Grace Pesticcio


My research is supervised by William Flynn, Lecturer in Medieval Latin, and Julia Barrow, Professor in Medieval Studies at Leeds.

I completed a BA(hons) in English Language and Literature at the University of Leeds in 2018, in which I wrote a dissertation on the intersection of gendered bodies and power within medieval fabliaux and romance narratives. I then earned a Distinction-level MA in Medieval Studies in the Institute for Medieval Studies (IMS) at Leeds in 2019, in which I wrote a dissertation entitled: ‘Virgin, Bride, and Martyr: Gendering St Agnes of Rome in Passio Sanctae Agnetis, the Liber Peristephanon, and Two Fifteenth-Century Liturgical Sequences’. I received the Mr Robert L Thomson prize for Best Overall Performance in MA Medieval Studies and Medieval History for my MA.

Conference Papers

I delivered a paper at the 2019 Medieval and Early Modern Studies Symposium ‘Sex and Gender Politics’ at Northumbria University. The paper was entitled ‘Violence, Gender, and Performance in Passio Perpetuae et Felicitatis’.

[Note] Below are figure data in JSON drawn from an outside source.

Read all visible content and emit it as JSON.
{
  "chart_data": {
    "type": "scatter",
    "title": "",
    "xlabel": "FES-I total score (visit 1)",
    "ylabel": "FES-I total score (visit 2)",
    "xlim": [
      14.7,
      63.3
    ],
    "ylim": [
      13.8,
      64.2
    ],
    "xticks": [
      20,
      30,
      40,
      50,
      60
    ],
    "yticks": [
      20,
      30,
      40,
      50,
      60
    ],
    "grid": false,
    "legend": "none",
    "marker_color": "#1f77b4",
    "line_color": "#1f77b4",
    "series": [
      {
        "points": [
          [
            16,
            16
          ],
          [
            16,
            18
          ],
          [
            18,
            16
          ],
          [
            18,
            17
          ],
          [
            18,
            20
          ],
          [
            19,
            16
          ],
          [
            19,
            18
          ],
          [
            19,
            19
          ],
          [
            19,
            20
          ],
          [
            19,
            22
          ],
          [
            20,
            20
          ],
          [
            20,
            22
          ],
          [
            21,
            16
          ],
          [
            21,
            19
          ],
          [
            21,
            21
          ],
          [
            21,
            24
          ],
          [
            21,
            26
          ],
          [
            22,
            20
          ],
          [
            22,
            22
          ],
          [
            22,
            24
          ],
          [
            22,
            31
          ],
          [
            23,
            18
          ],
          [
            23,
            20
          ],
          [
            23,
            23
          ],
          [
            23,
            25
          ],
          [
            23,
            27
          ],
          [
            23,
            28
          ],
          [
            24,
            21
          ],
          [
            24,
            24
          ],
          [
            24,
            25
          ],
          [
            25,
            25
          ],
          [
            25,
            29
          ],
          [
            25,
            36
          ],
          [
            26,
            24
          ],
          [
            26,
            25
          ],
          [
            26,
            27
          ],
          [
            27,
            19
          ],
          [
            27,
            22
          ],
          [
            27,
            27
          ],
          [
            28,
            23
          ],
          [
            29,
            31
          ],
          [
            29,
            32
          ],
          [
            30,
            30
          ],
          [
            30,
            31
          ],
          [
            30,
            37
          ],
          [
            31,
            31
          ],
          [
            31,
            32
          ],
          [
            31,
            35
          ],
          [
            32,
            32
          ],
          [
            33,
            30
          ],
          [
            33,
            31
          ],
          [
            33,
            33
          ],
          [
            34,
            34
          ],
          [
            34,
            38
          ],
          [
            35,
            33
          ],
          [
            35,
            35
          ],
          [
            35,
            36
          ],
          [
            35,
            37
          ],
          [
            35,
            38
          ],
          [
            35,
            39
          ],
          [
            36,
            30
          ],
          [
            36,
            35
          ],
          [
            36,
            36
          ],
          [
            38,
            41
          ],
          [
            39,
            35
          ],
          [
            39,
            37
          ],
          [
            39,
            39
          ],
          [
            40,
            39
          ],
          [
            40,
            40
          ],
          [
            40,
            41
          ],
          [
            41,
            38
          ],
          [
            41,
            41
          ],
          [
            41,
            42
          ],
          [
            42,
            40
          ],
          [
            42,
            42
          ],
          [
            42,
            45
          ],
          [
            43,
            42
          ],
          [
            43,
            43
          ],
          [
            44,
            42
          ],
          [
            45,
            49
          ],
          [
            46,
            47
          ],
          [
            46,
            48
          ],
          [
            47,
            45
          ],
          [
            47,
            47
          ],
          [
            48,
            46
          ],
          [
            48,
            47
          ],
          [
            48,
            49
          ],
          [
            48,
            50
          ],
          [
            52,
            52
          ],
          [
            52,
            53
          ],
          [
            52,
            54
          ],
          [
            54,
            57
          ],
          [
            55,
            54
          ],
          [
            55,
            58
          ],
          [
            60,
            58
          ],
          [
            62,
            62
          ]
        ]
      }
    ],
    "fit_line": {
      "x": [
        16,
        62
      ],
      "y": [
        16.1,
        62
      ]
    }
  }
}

I also delievered a paper at the 2020 Virtual International Medieval Congress based on my MA dissertation. The paper was entitled: ‘Gendering St Agnes of Rome in a Fifteenth-Century Sequence’.

Research interests

My current research looks at intersections of liturgy and community identity in the sequentiaries of Neuwerkskloster, an Augustinian convent in Erfurt, from 1300-1450. These sequentiaries are found in three surviving graduals from this convent.

I am interested in how women expressed their religious devotion, as communities, through liturgical sequences with a focus on gendered expression. I am particularly interested in how the sequences of Neuwerkskloster interpret the lives of local and patrom saints, how the sequentiaries conform or deviate with wider regional repertories (especially with male Augustinian houses), and how local saints are portrayed in comparison to widely venerated saints.

My research is interdisciplinary, combining manuscript study, poetic analyses of sequences, critical gender theory, and historical overview to produce a comprehensive case study on these sequentiaries.